By the way, the fact that the Armanen runes are a recent reconstruction isn't all that unusual in an Ásatrú context. They are a modern reconstruction of the Odinic runes, intended for a modern reconstructed Heathenry, which is exactly what we have today. And runic divination is itself a modern practice (even if it uses ancient symbols) which at best can only claim to be a reconstruction anyway. And given that the Armanen meanings are still based on Germanic culture, word-roots, cosmology and Lore, debating over whether divination with any other rune row is any more "historically valid" is a moot point. This is why the Armanen runes essentially are traditional now in Germany, Austria, and German-influenced kindreds around the world: they are deeply rooted in the culture, and suit the needs of the time. And they exist, in some form, in the other rune rows anyway.

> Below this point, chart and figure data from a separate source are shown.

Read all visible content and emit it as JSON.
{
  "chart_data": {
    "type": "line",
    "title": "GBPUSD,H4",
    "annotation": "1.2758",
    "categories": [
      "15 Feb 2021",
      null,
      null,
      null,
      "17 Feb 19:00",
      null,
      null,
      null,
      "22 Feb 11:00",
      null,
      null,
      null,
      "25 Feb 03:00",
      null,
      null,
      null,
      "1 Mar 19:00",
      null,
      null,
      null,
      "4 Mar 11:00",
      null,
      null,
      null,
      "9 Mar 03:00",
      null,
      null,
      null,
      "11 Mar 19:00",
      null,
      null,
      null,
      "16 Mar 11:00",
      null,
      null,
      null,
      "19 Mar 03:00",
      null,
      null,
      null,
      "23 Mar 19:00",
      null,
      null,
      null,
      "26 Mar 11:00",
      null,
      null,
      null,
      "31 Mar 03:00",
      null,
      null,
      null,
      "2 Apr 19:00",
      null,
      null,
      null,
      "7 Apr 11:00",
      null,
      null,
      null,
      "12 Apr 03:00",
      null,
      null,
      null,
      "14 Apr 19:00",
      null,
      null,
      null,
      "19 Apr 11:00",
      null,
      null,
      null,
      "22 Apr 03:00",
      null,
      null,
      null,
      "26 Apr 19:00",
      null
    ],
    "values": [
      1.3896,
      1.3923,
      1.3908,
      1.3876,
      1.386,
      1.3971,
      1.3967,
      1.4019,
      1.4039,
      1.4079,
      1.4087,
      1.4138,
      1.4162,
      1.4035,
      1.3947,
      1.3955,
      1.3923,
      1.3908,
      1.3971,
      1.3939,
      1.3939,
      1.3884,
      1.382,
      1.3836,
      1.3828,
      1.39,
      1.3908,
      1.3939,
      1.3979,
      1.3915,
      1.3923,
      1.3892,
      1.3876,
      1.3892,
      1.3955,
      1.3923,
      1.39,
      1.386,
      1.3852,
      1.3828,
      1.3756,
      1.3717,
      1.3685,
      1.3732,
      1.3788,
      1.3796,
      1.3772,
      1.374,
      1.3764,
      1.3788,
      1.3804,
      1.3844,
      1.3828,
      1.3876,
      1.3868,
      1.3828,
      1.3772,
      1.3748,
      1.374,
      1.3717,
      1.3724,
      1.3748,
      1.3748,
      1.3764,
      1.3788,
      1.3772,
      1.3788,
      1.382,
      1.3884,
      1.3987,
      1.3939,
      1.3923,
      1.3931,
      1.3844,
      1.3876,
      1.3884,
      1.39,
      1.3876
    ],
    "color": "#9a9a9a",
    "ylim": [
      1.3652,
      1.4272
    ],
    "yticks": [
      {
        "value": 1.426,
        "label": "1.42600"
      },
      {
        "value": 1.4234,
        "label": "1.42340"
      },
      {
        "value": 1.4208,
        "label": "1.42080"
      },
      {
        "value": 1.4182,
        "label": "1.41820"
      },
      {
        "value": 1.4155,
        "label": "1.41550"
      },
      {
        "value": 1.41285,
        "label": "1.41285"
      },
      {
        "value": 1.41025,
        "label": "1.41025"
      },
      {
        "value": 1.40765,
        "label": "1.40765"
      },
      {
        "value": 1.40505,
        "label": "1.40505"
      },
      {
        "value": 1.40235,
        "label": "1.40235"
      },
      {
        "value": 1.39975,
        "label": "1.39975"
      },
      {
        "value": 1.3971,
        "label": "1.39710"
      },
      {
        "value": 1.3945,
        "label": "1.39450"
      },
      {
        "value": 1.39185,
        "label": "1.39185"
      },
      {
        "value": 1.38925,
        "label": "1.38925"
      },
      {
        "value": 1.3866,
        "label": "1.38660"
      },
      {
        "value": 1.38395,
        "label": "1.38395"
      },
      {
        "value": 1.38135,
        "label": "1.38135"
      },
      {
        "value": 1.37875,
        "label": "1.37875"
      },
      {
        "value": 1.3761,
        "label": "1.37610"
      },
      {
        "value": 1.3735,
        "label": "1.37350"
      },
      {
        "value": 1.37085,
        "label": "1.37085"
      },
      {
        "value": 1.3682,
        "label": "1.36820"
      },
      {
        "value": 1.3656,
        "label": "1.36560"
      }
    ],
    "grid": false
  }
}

If you decide to use another rune row besides Armanen for divination, that's perfectly fine too. Just don't fool yourself that it's any more "historical" since runic divination itself is a modern practice, regardless of the rune row used. So long as you at least use culturally valid symbolism and meanings based on what little does survive (the non-Christianized segments of the medieval rune poems, the Hávamál, the Sagas, and the runic root-words of the Germanic tongues themselves) then it's really a matter of which rune system works best for you. Whether you prefer the Armanen system's complete "ready-to-go" set of exoteric, esoteric and reversed meanings, Listian mantras and corresponding Hávamál verses, or some other (equally reconstructed) meanings for the more "traditional" rune rows, any runic divination based in Germanic culture is an equally valid Germanic magickal practice for our present age - just don't forget that it was the Armanen masters who actually started the whole thing (for our era, at least).

And it's a heck of a lot better than following the misleading and confused “every rune means everything” BS that pop-spirituality charlatans try to pass off as “ancient and authentic” by hiding behind the “Elder” Futhark and using it as a cover to justify nearly anything their whims can cook up.